Gümrük vergilerindeki artış, ABD'li yerli işletmelerin tedarik maliyetlerini doğrudan artırdı. Amerikan Giyim ve Ayakkabı Birliği (AAFA) tarafından yapılan bir anket, ABD'li tekstil ve hazır giyim tedarikçilerinin ortalama kâr marjının şu anda yalnızca %3-5 olduğunu gösteriyor. %37-%44'lük bir gümrük vergisi, işletmelerin ya "maliyetleri kendileri karşılaması" (zarara yol açar) ya da "son fiyatlara yansıtması" anlamına geliyor. Örneğin, ABD'li yerli perakendeci JC Penney'i ele alalım, Bangladeş'ten satın alınan kot pantolonun orijinal perakende fiyatı 49,9 dolardı. Gümrük vergisi artışından sonra, kâr marjının korunması için perakende fiyatının yaklaşık %40 artışla 68,9 dolara yükselmesi gerekiyor. Fiyat artırılmazsa, pantolon başına kâr 3 dolardan 0,5 dolara düşecek ve neredeyse hiç kâr kalmayacak.
Aynı zamanda tedarik zinciri belirsizliği işletmeleri bir "karar verme ikilemine" soktu. AAFA Başkanı Julia Hughes, yakın zamanda düzenlenen bir sektör konferansında ABD'li işletmelerin başlangıçta "tedarik lokasyonlarını çeşitlendirerek" (örneğin bazı siparişleri Çin'den Bangladeş ve Sri Lanka'ya kaydırarak) riskleri azaltmayı planladığını belirtti. Ancak, gümrük vergisi politikasının aniden tırmanması tüm planları altüst etti: "İşletmeler, gümrük vergilerinin artacağı bir sonraki ülkenin hangisi olacağını bilmiyor, ayrıca gümrük vergilerinin ne kadar süreceğini de bilmiyorlar.

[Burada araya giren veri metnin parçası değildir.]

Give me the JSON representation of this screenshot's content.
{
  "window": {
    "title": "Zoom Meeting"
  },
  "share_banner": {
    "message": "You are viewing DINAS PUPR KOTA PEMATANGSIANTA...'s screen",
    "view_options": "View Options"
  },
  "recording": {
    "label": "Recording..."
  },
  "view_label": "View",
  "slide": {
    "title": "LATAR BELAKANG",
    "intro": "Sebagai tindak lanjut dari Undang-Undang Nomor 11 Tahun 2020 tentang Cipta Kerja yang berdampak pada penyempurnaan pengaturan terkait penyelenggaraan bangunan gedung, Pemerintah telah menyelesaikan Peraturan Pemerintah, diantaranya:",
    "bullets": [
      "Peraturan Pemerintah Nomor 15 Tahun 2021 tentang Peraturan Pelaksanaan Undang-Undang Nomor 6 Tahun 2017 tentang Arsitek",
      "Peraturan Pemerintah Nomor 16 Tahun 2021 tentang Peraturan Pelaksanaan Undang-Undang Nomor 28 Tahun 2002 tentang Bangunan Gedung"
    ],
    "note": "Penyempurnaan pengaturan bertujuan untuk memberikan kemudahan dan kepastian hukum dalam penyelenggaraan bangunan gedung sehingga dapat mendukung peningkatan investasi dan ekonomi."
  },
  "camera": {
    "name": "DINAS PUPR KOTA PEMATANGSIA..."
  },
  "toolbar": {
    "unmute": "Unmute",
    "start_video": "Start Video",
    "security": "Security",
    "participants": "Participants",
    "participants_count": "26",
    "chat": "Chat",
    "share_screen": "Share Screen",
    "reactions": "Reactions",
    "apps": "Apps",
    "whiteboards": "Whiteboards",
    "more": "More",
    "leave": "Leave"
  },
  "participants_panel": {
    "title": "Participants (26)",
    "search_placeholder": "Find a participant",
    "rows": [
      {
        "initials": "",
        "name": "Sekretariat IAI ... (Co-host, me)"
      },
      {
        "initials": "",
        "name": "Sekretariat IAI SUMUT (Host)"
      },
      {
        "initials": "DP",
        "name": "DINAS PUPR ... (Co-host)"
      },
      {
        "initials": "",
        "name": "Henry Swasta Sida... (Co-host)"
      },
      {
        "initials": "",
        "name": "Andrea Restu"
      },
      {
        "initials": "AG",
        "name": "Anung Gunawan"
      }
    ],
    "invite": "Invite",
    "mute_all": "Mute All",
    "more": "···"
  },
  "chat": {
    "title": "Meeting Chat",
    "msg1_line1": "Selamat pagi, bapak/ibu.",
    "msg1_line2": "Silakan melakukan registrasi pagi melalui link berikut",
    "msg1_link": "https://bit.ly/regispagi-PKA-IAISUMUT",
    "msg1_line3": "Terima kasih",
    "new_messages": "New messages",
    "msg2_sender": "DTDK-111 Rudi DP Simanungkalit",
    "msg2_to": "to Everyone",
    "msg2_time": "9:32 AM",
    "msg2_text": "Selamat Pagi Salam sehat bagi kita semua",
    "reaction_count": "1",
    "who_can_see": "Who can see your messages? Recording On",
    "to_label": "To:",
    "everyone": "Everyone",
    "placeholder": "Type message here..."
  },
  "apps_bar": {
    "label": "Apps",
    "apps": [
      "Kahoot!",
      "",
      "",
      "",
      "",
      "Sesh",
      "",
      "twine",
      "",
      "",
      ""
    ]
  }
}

Yeni tedarikçilerle uzun vadeli sözleşmeler imzalamaya kolay kolay cesaret edemiyorlar, yeni tedarik zinciri kanalları oluşturmak için fon yatırmaktan bahsetmiyorum bile." Şu anda, ABD'li hazır giyim ithalatçılarının %35'i "yeni siparişlerin imzalanmasını askıya alacaklarını" belirtti ve işletmelerin %28'i, siparişleri gümrük vergilerine tabi olmayan Meksika ve Orta Amerika ülkelerine kaydırmayı düşünerek tedarik zincirlerini yeniden değerlendirmeye başladı. Ancak bu bölgelerdeki üretim kapasitesi sınırlıdır (ABD hazır giyim ithalatının yalnızca %15'ini karşılayabilmektedir), bu da Bangladeş ve Sri Lanka'nın bıraktığı pazar boşluğunun kısa vadede doldurulmasını zorlaştırmaktadır.
Ayrıca, ABD'li tüketiciler nihayetinde "faturayı ödeyecek". ABD Çalışma İstatistikleri Bürosu'nun verileri, 2024'ten bu yana ABD hazır giyim Tüketici Fiyat Endeksi'nin (TÜFE) yıllık bazda %3,2 arttığını gösteriyor. Gümrük vergisi politikasının sürekli olarak devam etmesi, yıl sonuna kadar hazır giyim fiyatlarında %5-7'lik bir artışa yol açarak enflasyonist baskıları daha da artırabilir. Düşük gelir grupları için hazır giyim harcamaları, harcanabilir gelirin nispeten yüksek bir oranını (yaklaşık %8) oluşturuyor ve artan fiyatlar tüketim kapasitelerini doğrudan etkileyerek ABD iç hazır giyim pazarına olan talebi azaltacak.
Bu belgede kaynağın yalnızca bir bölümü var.